Di mana erafone mengklaim telah berhasil mengumpulkan dan mendaur ulang lebih dari 1.900 unit gawai dari awal tahun 2025 ini.
Group Chief of HC, GA, Litigation, and CSR at Erajaya Group, Jimmy Peranginangin mengungkapkan, dari kaca mata lingkungan, kegiatan tersebut memberikan dampak nyata yaitu mengurangi emisi karbon hingga 467 kg CO₂, menghemat energi sebesar 854 kWh, serta mengurangi kebutuhan lahan TPA/landfill sebesar 10 meter persegi.
"Ini menunjukkan bahwa langkah kecil dari konsumen, jika difasilitasi dengan benar, bisa menghasilkan dampak lingkungan yang signifikan dan terukur," ujar Jimmy.
Melalui erafone Jaga Bumi, Erajaya Group ingin menjadi bagian dari solusi atas isu lingkungan, tidak hanya bagi pelanggan tetapi juga demi masa depan bumi Indonesia, "Karena itu, kami mengajak semua pihak untuk membangun ekosistem pengelolaan e-waste yang inklusif, terstruktur, dan berkelanjutan," kata Jimmy.
Jimmy menambahkan, gerakan Erafone Jaga Bumi ini menjadi momentum bagi semua pihak untuk lebih bertanggung jawab sebagai konsumen, lebih kolaboratif sebagai masyarakat, dan lebih visioner sebagai pelaku usaha.
"Kami mengajak semua pihak untuk segera bertindak dengan tidak membuang e-waste sembarangan.
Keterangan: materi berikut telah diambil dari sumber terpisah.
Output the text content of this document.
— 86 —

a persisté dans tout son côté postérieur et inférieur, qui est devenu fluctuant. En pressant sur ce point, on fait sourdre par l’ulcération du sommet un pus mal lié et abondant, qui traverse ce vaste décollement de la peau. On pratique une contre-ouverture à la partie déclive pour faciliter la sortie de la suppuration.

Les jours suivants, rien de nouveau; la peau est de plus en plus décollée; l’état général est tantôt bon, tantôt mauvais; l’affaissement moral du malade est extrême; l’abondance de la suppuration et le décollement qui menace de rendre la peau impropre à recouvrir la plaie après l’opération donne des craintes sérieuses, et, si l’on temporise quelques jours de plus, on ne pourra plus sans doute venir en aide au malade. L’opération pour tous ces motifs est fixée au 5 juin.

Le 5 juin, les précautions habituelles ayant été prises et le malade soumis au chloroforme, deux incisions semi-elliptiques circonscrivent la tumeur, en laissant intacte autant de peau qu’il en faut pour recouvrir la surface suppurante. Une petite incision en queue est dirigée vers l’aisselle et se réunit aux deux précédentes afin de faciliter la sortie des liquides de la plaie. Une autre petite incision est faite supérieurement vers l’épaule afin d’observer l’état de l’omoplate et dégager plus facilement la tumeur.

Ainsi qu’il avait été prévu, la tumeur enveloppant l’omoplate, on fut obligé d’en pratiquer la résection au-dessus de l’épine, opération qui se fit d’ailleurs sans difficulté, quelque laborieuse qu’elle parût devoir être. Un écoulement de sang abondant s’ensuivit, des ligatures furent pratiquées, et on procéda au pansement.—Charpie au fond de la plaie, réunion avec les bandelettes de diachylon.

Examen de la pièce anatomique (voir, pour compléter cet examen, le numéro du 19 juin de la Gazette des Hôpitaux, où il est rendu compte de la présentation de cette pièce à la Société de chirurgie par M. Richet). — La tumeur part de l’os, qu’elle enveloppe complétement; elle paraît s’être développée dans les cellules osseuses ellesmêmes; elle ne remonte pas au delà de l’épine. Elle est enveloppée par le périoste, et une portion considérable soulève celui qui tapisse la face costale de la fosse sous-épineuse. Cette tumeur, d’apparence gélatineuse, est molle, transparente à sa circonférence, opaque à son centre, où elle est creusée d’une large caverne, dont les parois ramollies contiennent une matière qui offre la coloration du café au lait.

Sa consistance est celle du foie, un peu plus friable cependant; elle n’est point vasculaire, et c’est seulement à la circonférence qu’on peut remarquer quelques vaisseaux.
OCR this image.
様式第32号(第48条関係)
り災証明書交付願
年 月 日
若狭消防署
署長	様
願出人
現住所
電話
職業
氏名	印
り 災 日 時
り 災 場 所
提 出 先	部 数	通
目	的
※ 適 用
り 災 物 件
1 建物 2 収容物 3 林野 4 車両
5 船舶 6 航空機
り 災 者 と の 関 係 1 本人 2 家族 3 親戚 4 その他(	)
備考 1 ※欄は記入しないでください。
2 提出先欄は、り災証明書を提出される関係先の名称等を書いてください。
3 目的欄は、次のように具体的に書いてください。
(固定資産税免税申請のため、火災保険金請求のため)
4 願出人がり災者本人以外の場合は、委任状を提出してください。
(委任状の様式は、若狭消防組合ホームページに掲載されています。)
Mulailah dari langkah sederhana, seperti menyalurkan e-waste ke dropbox Erafone Jaga Bumi. Harapannya, program ini tidak hanya menjadi fasilitas, tetapi juga mendorong aksi kolektif untuk menjaga lingkungan," ujar Jimmy.
Pada tahap awal, kata Jimmy, sudah hadir sepuluh drop box di sepuluh gerai Erafone yang tersebar di Jabodebek. Sepanjang tahun ini, Erafone berencana menghadirkan sekitar 25–50 drop box di enam wilayah kerjanya. Menurut Jimmy, Erafone Jaga Bumi ini juga sebagai bagian komitmen dan implementasi ESG Erajaya group.